International career
- 2010–2011: Equatorial Guinea / 2 / (0)

= Sergio Hinestrosa =

Equatoguinean footballer (born 1986)

Sergio Emilio Hinestrosa López (born 17 October 1986) is a former professional footballer who played as a midfielder. Born in Spain, he represented Equatorial Guinea in international football.

==Early life==
Hinestrosa has born in Valencia, Spain to an Equatoguinean father (from Corisco) and a Spanish mother. His uncle, Felipe Hinestrosa Ikaka, was an economist who held several positions in the regime of Teodoro Obiang and died under mysterious circumstances. The airport of Corisco is named in Felipe's honor. His family also includes cousins Ruslán Hinestrosa, a basketball player, and Diana Hinestrosa, the 2023 Miss Equatorial Guinea.

==Club career==
Hinestrosa played for Carcaixent in the Preferente Valenciana and then he took a leap into the Tercera División (Group 6), where he played for Alicante B in the second half of the 2008–09 season.
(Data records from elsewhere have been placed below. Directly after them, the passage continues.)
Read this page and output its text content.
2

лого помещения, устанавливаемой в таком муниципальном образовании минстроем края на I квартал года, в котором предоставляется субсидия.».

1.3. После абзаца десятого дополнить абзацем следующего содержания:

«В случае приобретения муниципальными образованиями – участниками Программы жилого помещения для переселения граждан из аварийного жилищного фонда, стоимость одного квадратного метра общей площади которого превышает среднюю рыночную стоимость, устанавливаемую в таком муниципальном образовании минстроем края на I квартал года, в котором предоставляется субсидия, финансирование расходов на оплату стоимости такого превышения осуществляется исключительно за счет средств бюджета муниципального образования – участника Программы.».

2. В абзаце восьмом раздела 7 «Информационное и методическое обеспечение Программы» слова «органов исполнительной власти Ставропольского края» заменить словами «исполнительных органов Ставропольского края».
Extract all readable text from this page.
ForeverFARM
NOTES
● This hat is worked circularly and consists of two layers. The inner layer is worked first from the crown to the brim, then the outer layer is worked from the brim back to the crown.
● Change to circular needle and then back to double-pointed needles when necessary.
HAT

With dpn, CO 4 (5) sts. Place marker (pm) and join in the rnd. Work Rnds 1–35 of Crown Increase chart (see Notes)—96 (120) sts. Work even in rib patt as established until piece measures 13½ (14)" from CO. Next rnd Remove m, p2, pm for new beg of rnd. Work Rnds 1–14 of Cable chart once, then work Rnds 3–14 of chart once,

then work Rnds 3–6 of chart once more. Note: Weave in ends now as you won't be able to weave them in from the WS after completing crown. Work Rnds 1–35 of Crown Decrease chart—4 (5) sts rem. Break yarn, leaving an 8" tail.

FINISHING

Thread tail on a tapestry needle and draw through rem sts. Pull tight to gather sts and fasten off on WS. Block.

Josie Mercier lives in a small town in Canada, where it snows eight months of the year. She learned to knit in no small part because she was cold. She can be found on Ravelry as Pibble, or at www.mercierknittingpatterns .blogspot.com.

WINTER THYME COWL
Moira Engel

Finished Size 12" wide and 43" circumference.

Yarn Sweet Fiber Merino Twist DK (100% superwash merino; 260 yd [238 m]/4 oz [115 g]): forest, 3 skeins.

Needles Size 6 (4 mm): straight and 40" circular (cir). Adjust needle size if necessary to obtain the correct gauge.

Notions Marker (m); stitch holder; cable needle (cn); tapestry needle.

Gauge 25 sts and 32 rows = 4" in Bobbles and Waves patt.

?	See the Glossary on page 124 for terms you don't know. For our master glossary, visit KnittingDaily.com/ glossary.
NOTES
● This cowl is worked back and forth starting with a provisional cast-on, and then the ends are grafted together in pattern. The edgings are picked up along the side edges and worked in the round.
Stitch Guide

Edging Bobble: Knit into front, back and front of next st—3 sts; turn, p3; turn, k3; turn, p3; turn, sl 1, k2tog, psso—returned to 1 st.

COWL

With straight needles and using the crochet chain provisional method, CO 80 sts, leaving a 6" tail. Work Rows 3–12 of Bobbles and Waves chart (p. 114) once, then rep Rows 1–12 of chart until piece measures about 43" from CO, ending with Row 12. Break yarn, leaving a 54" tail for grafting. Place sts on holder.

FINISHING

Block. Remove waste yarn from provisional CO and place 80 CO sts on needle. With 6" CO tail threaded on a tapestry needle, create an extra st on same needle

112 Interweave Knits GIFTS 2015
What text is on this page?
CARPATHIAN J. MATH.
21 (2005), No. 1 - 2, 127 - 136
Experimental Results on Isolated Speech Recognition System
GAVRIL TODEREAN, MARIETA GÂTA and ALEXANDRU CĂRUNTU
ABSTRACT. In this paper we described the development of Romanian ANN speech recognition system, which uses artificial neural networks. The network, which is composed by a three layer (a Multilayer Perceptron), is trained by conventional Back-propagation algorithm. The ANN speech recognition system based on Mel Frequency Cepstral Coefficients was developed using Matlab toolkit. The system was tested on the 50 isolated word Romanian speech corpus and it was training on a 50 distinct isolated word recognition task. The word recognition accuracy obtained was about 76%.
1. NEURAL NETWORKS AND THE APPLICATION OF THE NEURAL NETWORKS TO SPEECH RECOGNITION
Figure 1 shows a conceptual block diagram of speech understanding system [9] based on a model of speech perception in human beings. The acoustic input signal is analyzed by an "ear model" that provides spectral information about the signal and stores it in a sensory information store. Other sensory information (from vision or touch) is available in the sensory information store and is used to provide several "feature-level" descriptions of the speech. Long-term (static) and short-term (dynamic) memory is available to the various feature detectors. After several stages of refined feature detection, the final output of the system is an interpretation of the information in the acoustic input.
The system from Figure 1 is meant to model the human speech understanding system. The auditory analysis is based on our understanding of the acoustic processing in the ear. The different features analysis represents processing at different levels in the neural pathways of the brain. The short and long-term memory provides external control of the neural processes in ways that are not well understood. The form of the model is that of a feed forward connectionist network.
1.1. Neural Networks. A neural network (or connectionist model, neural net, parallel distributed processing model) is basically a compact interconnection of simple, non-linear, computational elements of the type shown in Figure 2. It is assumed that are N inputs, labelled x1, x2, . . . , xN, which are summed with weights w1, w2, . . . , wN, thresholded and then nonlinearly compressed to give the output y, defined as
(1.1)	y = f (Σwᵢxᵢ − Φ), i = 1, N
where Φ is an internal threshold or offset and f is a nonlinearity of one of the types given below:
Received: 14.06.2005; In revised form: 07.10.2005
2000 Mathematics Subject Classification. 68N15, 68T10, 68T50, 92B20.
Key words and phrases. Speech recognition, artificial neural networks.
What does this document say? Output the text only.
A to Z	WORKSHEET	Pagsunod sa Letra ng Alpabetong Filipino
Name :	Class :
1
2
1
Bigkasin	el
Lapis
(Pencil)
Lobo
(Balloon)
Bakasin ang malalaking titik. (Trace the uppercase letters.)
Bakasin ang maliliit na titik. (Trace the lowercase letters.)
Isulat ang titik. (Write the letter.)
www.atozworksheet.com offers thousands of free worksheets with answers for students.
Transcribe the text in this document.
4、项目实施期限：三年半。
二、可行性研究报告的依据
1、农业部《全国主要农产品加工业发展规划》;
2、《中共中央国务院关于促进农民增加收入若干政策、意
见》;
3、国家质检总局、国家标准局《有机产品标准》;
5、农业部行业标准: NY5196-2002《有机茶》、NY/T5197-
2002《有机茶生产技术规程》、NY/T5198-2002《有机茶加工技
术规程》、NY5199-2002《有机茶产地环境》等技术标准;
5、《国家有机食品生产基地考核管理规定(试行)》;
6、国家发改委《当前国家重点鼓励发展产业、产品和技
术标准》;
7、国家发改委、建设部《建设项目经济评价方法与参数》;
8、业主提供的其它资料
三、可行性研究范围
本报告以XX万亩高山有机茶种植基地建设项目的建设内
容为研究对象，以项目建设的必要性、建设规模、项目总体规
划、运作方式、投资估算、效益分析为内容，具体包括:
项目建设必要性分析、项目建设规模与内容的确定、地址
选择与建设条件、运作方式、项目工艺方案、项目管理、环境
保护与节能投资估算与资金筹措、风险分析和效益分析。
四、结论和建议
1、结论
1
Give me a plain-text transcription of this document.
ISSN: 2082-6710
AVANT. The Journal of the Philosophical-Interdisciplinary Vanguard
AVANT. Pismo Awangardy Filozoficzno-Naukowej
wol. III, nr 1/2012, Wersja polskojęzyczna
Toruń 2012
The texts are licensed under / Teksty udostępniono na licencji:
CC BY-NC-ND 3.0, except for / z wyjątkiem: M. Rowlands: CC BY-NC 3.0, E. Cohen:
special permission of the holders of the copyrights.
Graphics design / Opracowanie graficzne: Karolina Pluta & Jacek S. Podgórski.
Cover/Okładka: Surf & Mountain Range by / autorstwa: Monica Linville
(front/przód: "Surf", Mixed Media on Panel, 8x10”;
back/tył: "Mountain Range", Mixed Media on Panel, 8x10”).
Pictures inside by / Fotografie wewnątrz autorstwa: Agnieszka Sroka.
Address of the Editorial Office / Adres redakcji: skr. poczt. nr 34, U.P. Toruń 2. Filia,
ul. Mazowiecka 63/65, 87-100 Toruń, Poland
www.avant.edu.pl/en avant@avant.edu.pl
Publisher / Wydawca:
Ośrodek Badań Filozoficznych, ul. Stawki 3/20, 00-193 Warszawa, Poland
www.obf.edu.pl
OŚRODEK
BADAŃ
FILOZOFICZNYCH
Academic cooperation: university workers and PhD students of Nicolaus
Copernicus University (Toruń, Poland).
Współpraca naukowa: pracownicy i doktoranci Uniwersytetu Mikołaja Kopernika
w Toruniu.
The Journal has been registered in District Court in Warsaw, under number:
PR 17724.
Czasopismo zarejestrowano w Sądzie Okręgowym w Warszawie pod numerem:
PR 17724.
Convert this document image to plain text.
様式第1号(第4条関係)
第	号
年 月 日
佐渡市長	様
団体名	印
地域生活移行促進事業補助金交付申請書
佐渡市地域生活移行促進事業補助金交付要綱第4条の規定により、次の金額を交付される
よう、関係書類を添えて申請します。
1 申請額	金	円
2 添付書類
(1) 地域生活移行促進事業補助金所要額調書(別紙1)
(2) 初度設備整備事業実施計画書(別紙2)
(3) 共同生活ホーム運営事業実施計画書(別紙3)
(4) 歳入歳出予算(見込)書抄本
His other stints in Tercera División were with Burjassot and Mislata. The rest of his club career was entirely in the Preferente Valenciana.

==International career==
In October 2010, Hinestrosa received his first call for the Equatoguinean senior team and participated in a friendly lost against Botswana by 0–2 in Malabo on 12 October 2010. He played a second match, against Burkina Faso in 2011.